One of the pleasures of being the executive director for the American Ethical Union is that I can visit the member Societies on a pretty regular basis. And ironically, during the coronavirus outbreak, I’ve actually had more visits to more Societies then I typically get to have. It’s been interesting to me to see how the different Societies make use of videoconferencing for their Sunday platforms.
A few weeks ago I visited the Ethical Society of St. Louis, our largest Society. The host was James Croft, one of the Society’s Leaders, and he brought his youthful exuberance to his role as host: there was a colorful slideshow, music you can dance to, and many warm greetings to participants as they joined the Zoom session. The lively and convivial mood continued throughout the morning and was enhanced by prerecorded music videos by local musicians, use of Breakout Rooms for small group chats, and a lively open (and unmuted) gathering before the meeting ended.
Sunday, I had the privilege to speak to two different Ethical Societies on the same day! First was the Brooklyn Society for Ethical Culture, which meets in the morning. Hosted by “Food Rebel” Vandra Thorburn, the meeting did have a rebellious quality about it. Zoom may not be friendly to multiple sound sources playing at once but that was no deterrent for Society members who joined in, unmuted, for a number a statements read in unison. And a good number of personal statements by participants urged social justice activism.
Meanwhile, back at the Ethical Culture Society of Westchester, participants were experimenting with using Zoom’s Breakout Rooms for small group discussions they call “Community Circles.” Rather than have a presenter, the program entailed assigning participants groups. Each group had a facilitator and a technical support assistant who shared materials on the theme of “Resilience.”
As they meet in the afternoon, I was able to visit the Susquehanna Valley Ethical Society that same day. The host, Pattie Arduini, eased the way with a well-organized program accompanied by gorgeous Powerpoint slides. A retired schoolteacher, Pattie’s skill in planning and instruction were put to good use and the she and her co-host, Joe, helped participants work their various devices so they could see, hear, and share with the group.
The gatherings were small, medium, and large and differed in style and format but all of these sessions had something central and essential in common. Each drew the participants into community and into a shared experience of ethical humanism. Each brought to life the core ideals of unique worth and mutual appreciation, of compassion and understanding, of support and encouragement. That is something I truly love about visiting Ethical Societies – every time I visit one, whether in-person or virtually, I am inspired the spark of humanity that glows in each gathering and by the coming together of like-hearted people to build, and rebuild, an ethical community.

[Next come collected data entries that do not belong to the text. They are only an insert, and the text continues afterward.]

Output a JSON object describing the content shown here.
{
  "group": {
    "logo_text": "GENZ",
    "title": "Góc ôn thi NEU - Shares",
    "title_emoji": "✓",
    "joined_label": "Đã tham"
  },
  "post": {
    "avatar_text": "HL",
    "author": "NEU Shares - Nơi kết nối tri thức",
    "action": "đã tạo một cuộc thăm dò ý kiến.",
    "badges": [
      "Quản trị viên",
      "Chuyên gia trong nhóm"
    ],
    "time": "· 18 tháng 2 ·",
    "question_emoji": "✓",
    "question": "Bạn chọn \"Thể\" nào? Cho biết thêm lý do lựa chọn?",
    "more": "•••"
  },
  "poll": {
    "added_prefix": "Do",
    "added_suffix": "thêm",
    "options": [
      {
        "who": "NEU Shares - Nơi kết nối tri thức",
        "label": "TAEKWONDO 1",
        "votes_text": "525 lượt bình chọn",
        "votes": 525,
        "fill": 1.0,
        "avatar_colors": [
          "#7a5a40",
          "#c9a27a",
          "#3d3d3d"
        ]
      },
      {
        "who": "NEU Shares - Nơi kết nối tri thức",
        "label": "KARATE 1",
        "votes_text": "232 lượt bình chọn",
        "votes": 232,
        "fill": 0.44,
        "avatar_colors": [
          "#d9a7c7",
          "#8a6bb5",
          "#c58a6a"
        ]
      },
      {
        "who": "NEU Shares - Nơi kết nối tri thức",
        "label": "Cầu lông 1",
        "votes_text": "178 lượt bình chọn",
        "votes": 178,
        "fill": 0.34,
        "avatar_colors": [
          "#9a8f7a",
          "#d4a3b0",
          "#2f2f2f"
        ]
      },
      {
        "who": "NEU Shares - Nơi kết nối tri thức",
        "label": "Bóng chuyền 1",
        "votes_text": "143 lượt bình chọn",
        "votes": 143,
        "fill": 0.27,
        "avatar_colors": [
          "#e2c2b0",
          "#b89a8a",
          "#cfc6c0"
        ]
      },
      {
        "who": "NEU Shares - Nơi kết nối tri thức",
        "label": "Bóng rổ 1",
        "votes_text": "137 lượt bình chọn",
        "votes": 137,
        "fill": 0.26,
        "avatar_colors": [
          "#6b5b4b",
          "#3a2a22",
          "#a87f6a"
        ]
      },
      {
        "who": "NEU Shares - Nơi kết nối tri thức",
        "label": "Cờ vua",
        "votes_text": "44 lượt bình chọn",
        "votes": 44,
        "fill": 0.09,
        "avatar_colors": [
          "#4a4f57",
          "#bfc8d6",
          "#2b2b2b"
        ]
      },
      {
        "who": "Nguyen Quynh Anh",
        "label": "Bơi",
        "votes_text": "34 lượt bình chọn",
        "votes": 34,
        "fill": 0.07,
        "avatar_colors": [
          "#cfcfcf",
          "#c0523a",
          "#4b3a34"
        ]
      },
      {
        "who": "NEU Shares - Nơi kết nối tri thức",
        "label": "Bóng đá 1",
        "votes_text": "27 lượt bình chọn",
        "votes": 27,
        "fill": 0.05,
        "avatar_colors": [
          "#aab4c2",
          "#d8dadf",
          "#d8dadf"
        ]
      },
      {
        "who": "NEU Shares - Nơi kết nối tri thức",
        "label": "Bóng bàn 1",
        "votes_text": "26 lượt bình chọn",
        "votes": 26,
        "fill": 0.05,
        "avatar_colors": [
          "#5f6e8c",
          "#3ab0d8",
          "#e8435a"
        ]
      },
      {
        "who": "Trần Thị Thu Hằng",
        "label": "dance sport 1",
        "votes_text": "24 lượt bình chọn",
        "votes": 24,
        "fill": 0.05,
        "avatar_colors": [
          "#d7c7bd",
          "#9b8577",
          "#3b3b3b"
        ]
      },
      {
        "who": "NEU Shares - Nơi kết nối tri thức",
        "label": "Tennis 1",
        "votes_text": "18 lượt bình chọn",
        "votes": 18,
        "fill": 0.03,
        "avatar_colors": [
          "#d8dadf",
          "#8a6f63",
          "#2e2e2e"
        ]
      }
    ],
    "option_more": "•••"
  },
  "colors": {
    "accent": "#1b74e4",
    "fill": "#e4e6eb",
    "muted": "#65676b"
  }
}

It is a privilege to be invited to visit our Ethical Societies – and it’s a privilege you can share! More and more Societies are welcoming visits to their Platform meetings via Zoom so you can enjoy the experience yourself! Check the Connections Calendar on the AEU’s website for upcoming Platform meetings and other events that are open to the public.
Another way you can join the larger Ethical community is by participating with the AEU’s #GivingTuesdayNow campaign! You won’t be the first (as of this writing we’ve collected $2000 for the campaign) but you can make an important difference in the lives of the people who will be the recipients of the funds we raise as we are sending 100% of what is received to the three funds we have chosen: Coronavirus Care Fund, No Kid Hungry, and National Revolving Bail Fund.
May the 4th be with you! Wishing you well as you navigate the week ahead!